Antiparasitic and antimicrobial indolizidines from the leaves of Prosopis glandulosa var glandulosa from Nevada and Texas USA

Authors: RAHMAN, AZIZ ABDUR - University Of Mississippi; SAMOYLENKO, VLADIMIR - University Of Mississippi; JACOB, MELISSA - University Of Mississippi; SAHU, RAJNISH - University Of Mississippi; JAIN, SURENDRA - University Of Mississippi; KHAN, SHABANA - University Of Mississippi; TEKWANI, BABU - University Of Mississippi; MUHAMMAD, ILIAS - University Of Mississippi

Submitted to: Planta Medica
Publication Type: Peer Reviewed Journal
Publication Acceptance Date: 2/16/2011
Publication Date: 3/7/2011
Citation: Rahman, A., Samoylenko, V., Jacob, M.R., Sahu, R., Jain, S.K., Khan, S.I., Tekwani, B.L., Muhammad, I. 2011. Antiparasitic and antimicrobial indolizidines from the leaves of Prosopis glandulosa var glandulosa from Nevada and Texas USA. Planta Medica. doi.org/10.1055/s-0030-127096.
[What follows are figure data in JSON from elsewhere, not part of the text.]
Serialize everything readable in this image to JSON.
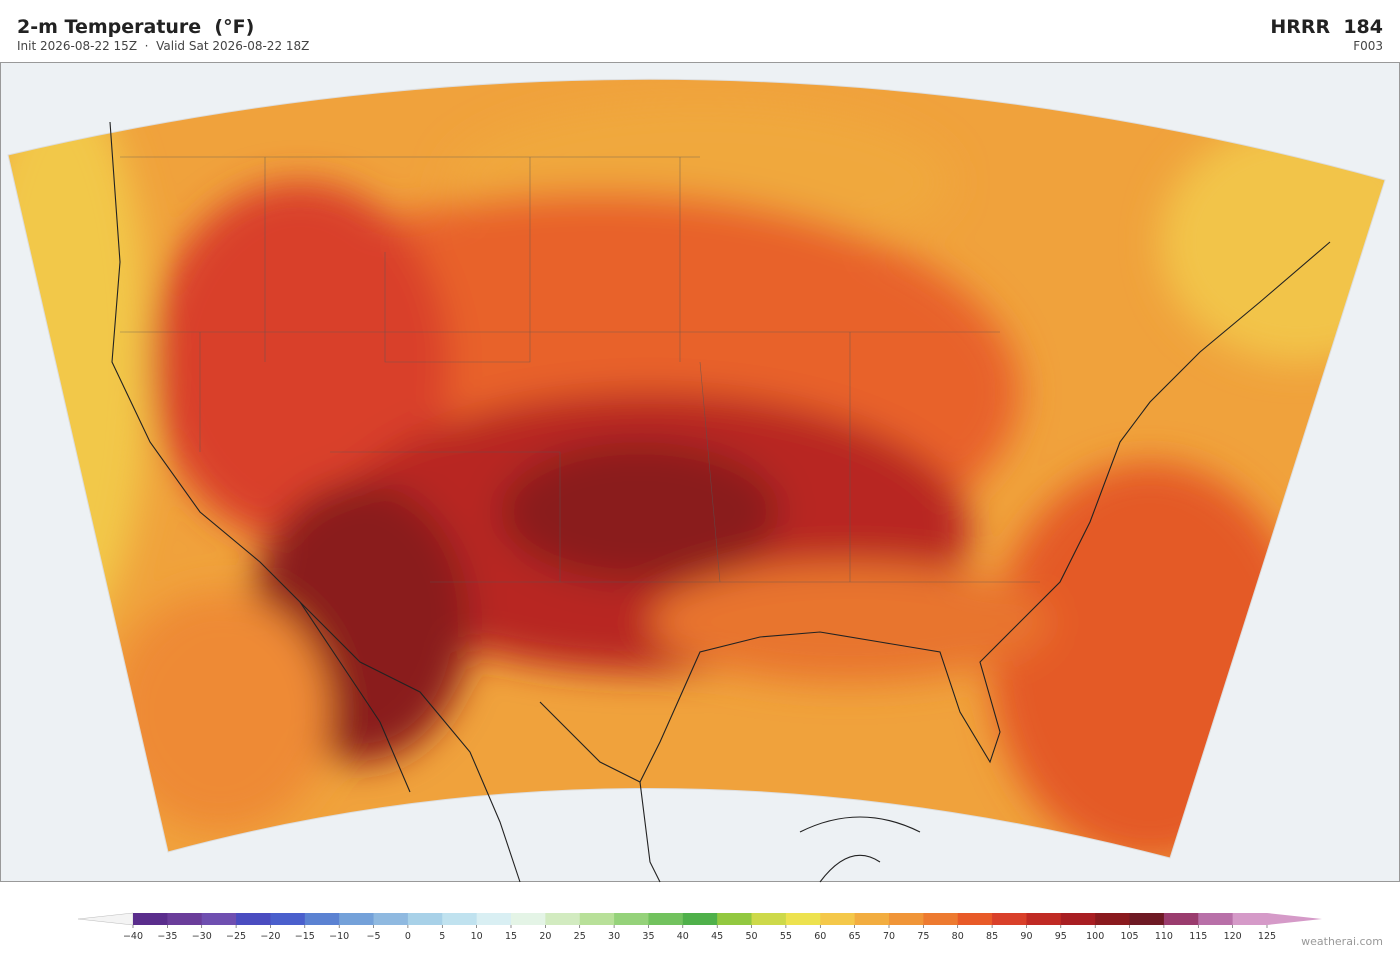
{
  "header": {
    "title": "2-m Temperature  (°F)",
    "subtitle": "Init 2026-08-22 15Z  ·  Valid Sat 2026-08-22 18Z",
    "model": "HRRR  184",
    "forecast_hour": "F003"
  },
  "colorbar": {
    "ticks": [
      {
        "value": -40,
        "label": "−40"
      },
      {
        "value": -35,
        "label": "−35"
      },
      {
        "value": -30,
        "label": "−30"
      },
      {
        "value": -25,
        "label": "−25"
      },
      {
        "value": -20,
        "label": "−20"
      },
      {
        "value": -15,
        "label": "−15"
      },
      {
        "value": -10,
        "label": "−10"
      },
      {
        "value": -5,
        "label": "−5"
      },
      0,
      5,
      10,
      15,
      20,
      25,
      30,
      35,
      40,
      45,
      50,
      55,
      60,
      65,
      70,
      75,
      80,
      85,
      90,
      95,
      100,
      105,
      110,
      115,
      120,
      125
    ],
    "colors": [
      "#5a2d8c",
      "#6a3d9a",
      "#6f4fb0",
      "#4a4cc0",
      "#4a5fcc",
      "#5b82d2",
      "#74a1d9",
      "#8fb9e0",
      "#a8d1e8",
      "#c0e2ef",
      "#d9eff3",
      "#e4f4e6",
      "#d2ebc0",
      "#b8e099",
      "#95d27a",
      "#72c25e",
      "#4fb04a",
      "#92c840",
      "#cdd94a",
      "#ede24f",
      "#f4c84a",
      "#f2ad40",
      "#f09538",
      "#ed7a30",
      "#e85a28",
      "#d9402a",
      "#c02a24",
      "#a81e22",
      "#8a1a1e",
      "#6e1a24",
      "#9a3c6e",
      "#b870a8",
      "#d59ac8"
    ],
    "under_color": "#f4f4f4",
    "over_color": "#d59ac8"
  },
  "watermark": "weatherai.com"
}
Interpretive Summary: The paper is devoted to the isolation and structure elucidation of a new indolizidine alkaloid together with previously known indolizidine analogs from the leaves of Prosopis glandulosa, collected from Nevada and Texas, USA. The isolated compounds have demonstrated potent antimalarial, antileishmanial and antimicrobial activities. This work also suggests that the qualitative and quantitative nature of the bioactive alkaloidal profile in P. glandulosa varies significantly due to geographical location.
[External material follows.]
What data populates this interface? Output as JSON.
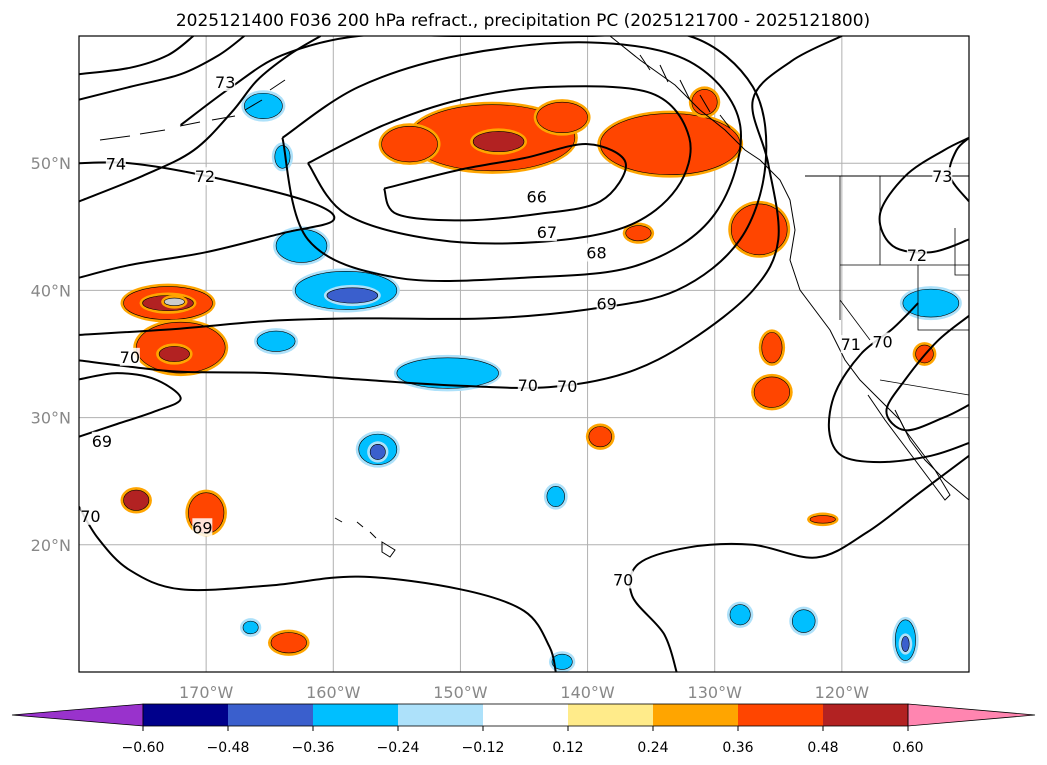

Technical Abstract: A new indolizidine alkaloid, named (Delta) 1,6-juliprosopine (1), together with previously known indolizidine analogs (2-6), was isolated from the leaves of Prosopis glandulosa var. glandulosa, collected from Nevada, USA; while two other known indolizidines juliprosopine (6) and juliprosine (7) were isolated from P. glandulosa leaves collected in Texas, USA. The structures of compound 1 and 7 were determined using a combination of NMR and MS techniques. Compound 7 exhibited potent antimalarial activity against Plasmodium falciparum D6 and W2 strains with IC50 values of 170 and 150 ng/mL, respectively, while 1 was found to be less active (IC50 values 560 and 600 ng/mL). Both the compounds were devoid of VERO cells toxicity up to a concentration of 23800 ng/mL. The antileishmanial activity of indolizidines was evaluated against Leishmania donovani promastigotes, axenic amastigotes and amastigotes in THP1 macrophage cultures. When tested against macrophage cultures, the tertiary bases (1, 3, 6) were found to be more potent than quaternary salts (2, 5, 7), displayed IC50 values between 0.8-1.7 µg/mL and 3.1-6.0 µg/mL, respectively. In addition, compound 7 showed potent antifungal activity against Cryptococcus neoformans and antibacterial activity against Mycobacterium intracellulare, while 1 was potent only against C. neoformans and weakly active against other organisms.